Come avrebbero potuto quindi i lavoratori dare la «prova ardua» che all'Enichem fosse presente un livello di tale genere quando l'azienda contravvenendo ad un suo preciso prioritario obbligo - di accertare cioè la pericolosità dell'attività svolta - non effettuava alcun campionamento ambientale, nonostante la generale e diffusa consapevolezza della nocività dell'amianto dagli inizi del secolo ed a basse dosi a partire dal 1960 (cfr. sul punto Cass. 11 maggio 1998); nella direttiva CEE il concetto è stato messo per iscritto nel 1983, all'Enichem, colosso della chimica italiana, risulta un primo campionamento nel 1992. Di tale consapevolezza erano lasciati all'oscuro i lavoratori i quali, fino agli anni recenti, non risulta venissero neanche informati della pericolosità dei materiali che utilizzavano e dell'ambiente nel quale lavoravano; in spregio alle più elementari regole di prevenzione (art. 4 D.P.R. n. 303/56).

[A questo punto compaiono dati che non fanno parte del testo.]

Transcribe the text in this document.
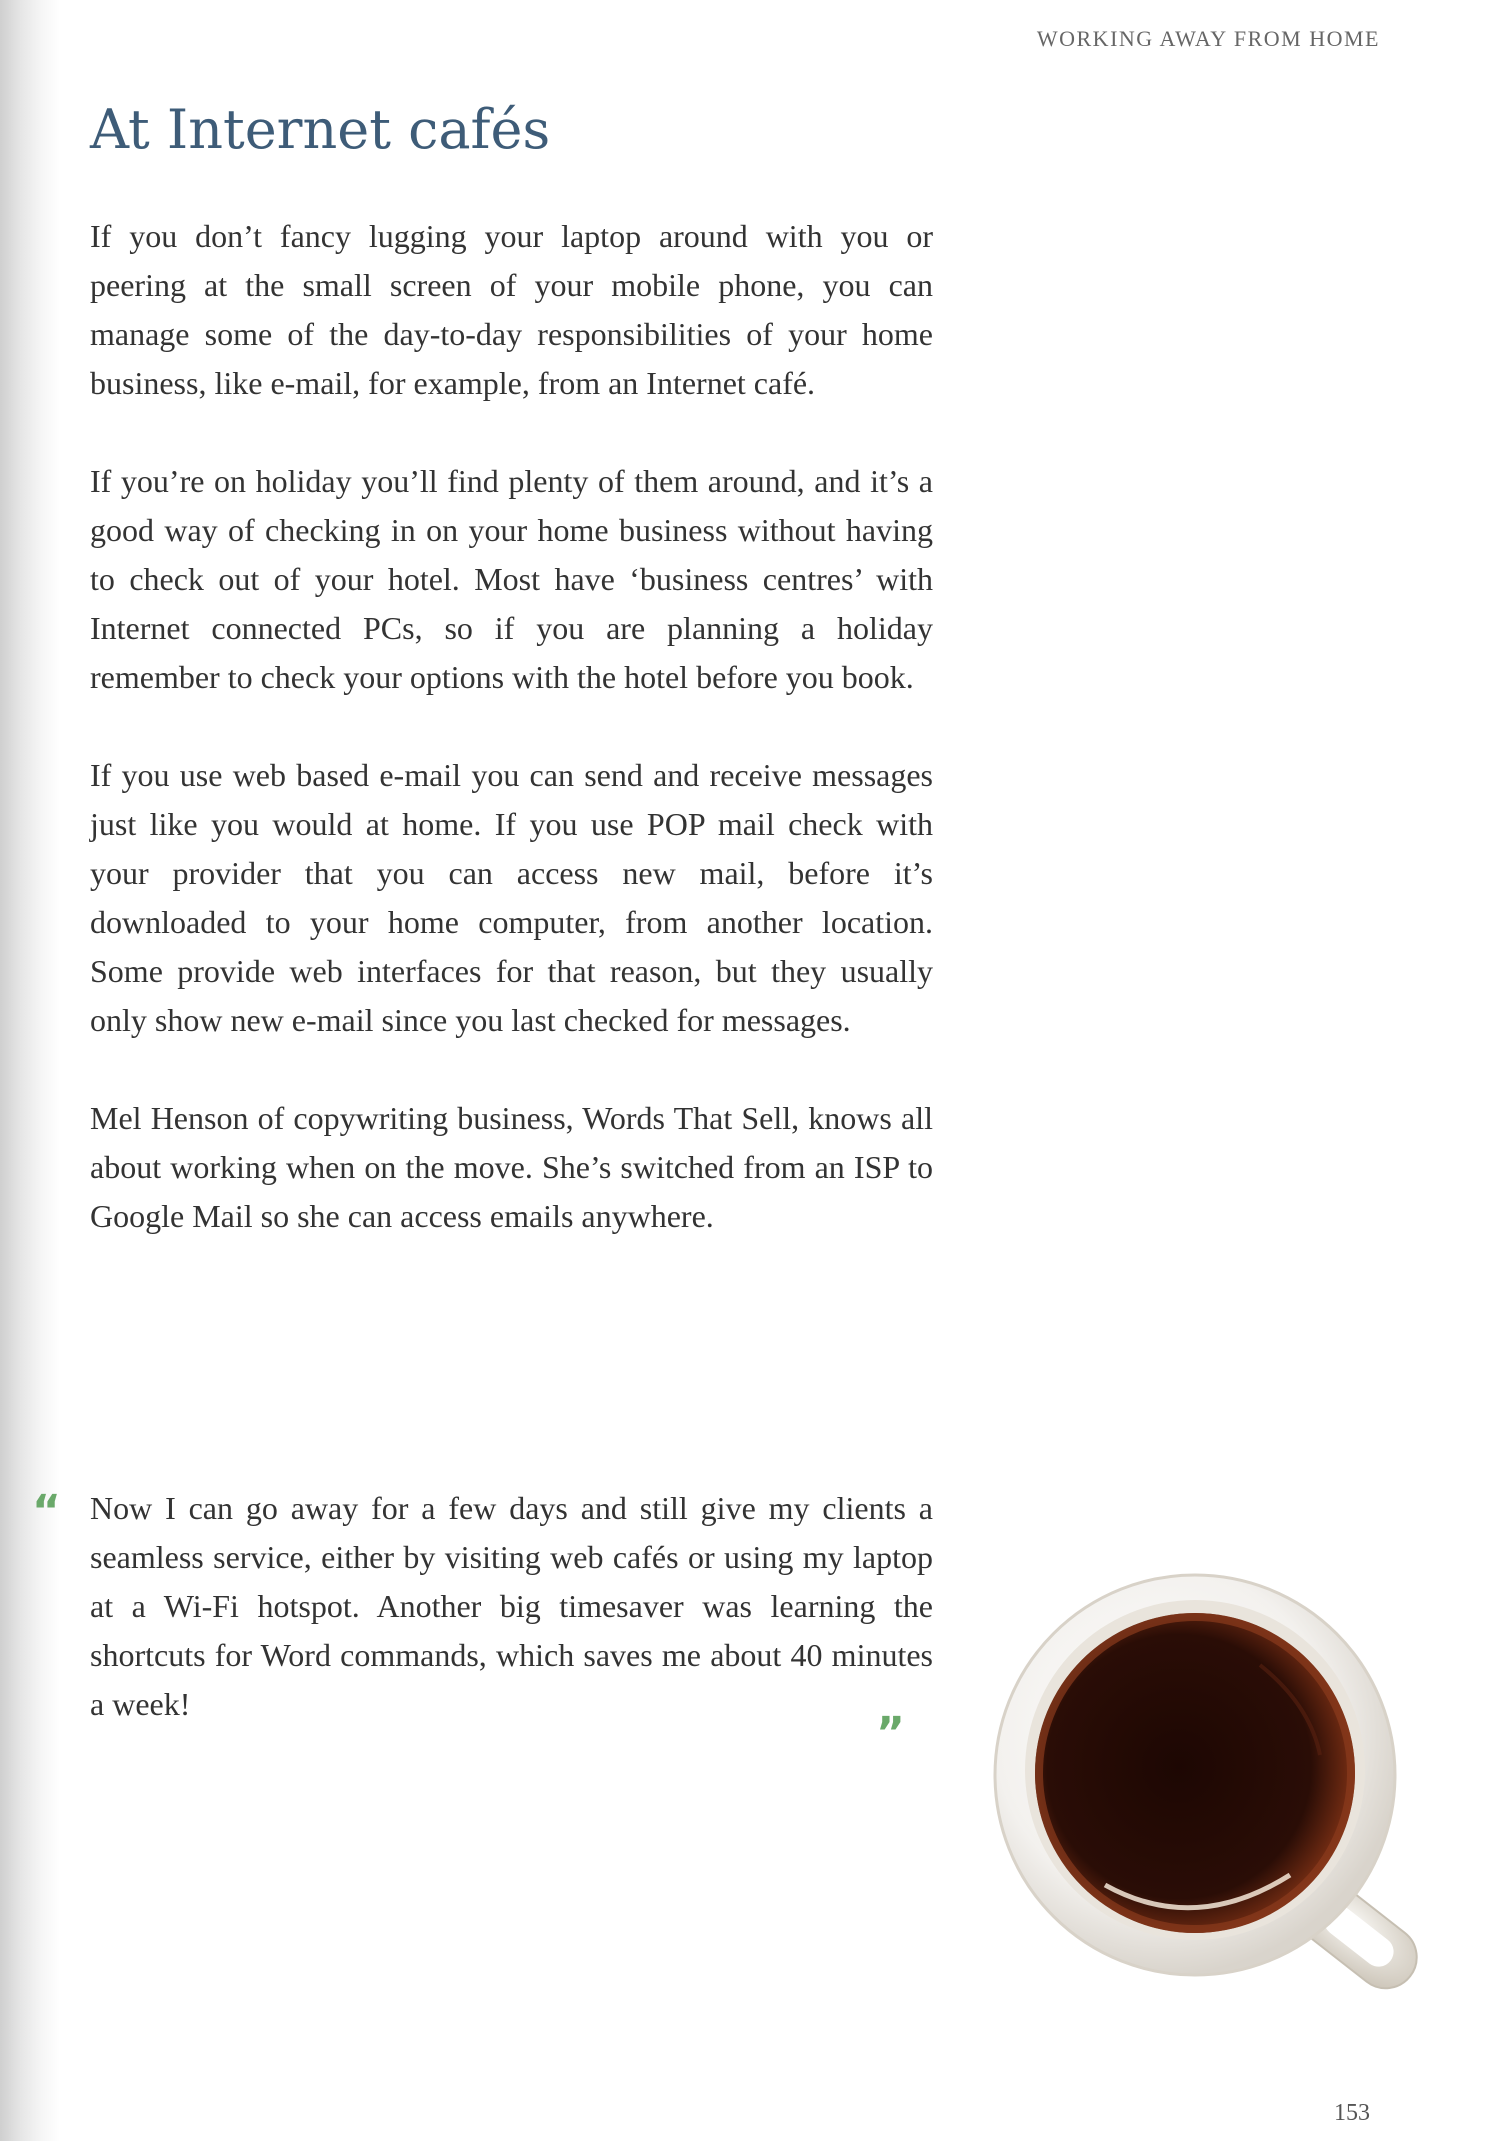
WORKING AWAY FROM HOME
At Internet cafés

If you don’t fancy lugging your laptop around with you or peering at the small screen of your mobile phone, you can manage some of the day-to-day responsibilities of your home business, like e-mail, for example, from an Internet café.

If you’re on holiday you’ll find plenty of them around, and it’s a good way of checking in on your home business without having to check out of your hotel. Most have ‘business centres’ with Internet connected PCs, so if you are planning a holiday remember to check your options with the hotel before you book.

If you use web based e-mail you can send and receive messages just like you would at home. If you use POP mail check with your provider that you can access new mail, before it’s downloaded to your home computer, from another location. Some provide web interfaces for that reason, but they usually only show new e-mail since you last checked for messages.

Mel Henson of copywriting business, Words That Sell, knows all about working when on the move. She’s switched from an ISP to Google Mail so she can access emails anywhere.

“ Now I can go away for a few days and still give my clients a seamless service, either by visiting web cafés or using my laptop at a Wi-Fi hotspot. Another big timesaver was learning the shortcuts for Word commands, which saves me about 40 minutes a week!
”
153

Peraltro chi dovesse opinare diversamente (ma non si vede come allo stato delle conoscenze scientifiche) - ritenendo che una provata esposizione ultradecennale a fibre aerodisperse non sia sufficiente ad integrare un rischio specifico - deve fare necessario riferimento al parametro fissato dal D.M. 6 settembre 1995 il quale prevede la restituibilità di ambienti bonificati solo se nei locali stessi, è presente una concentrazione media di fibre aerodisperse non superiore alle 2 ff/litro (contro le 100 o le 200 che secondo i convenuti sarebbero richiesti dall'art. 13, 8).  Tale concentrazione, data la funzione della specifica disposizione, potrebbe essere assimilata a quella integrante una esposizione a rischio non professionale, non specifico del lavoro e pertanto generico, secondo i canoni utilizzati nell'applicazione del sistema di assicurazione obbligatoria gestito dall'INAIL.

Pertanto solo la dimostrazione di tale livello di esposizione (non quello di 100, 90, 20 ecc.) potrebbe portare a ritenere che il lavoratore non abbia subito in concreto sul lavoro un aggravamento di rischio siccome la norma prevede che un edificio in cui vi sia una simile concentrazione non possa considerarsi inquinato da amianto; a tale scopo però, ovviamente, la prova dovrà essere fornita in giudizio dagli istituti convenuti che intendano contrastare il conseguimento del diritto al beneficio accordato dalla legge a qualsiasi accertata esposizione di durata superiore a 10 anni, sul presupposto, assunto dalla legge medesima in via presuntiva e salvo appunto prova contraria, che essa valga di per sé ad integrare un rischio di natura professionale.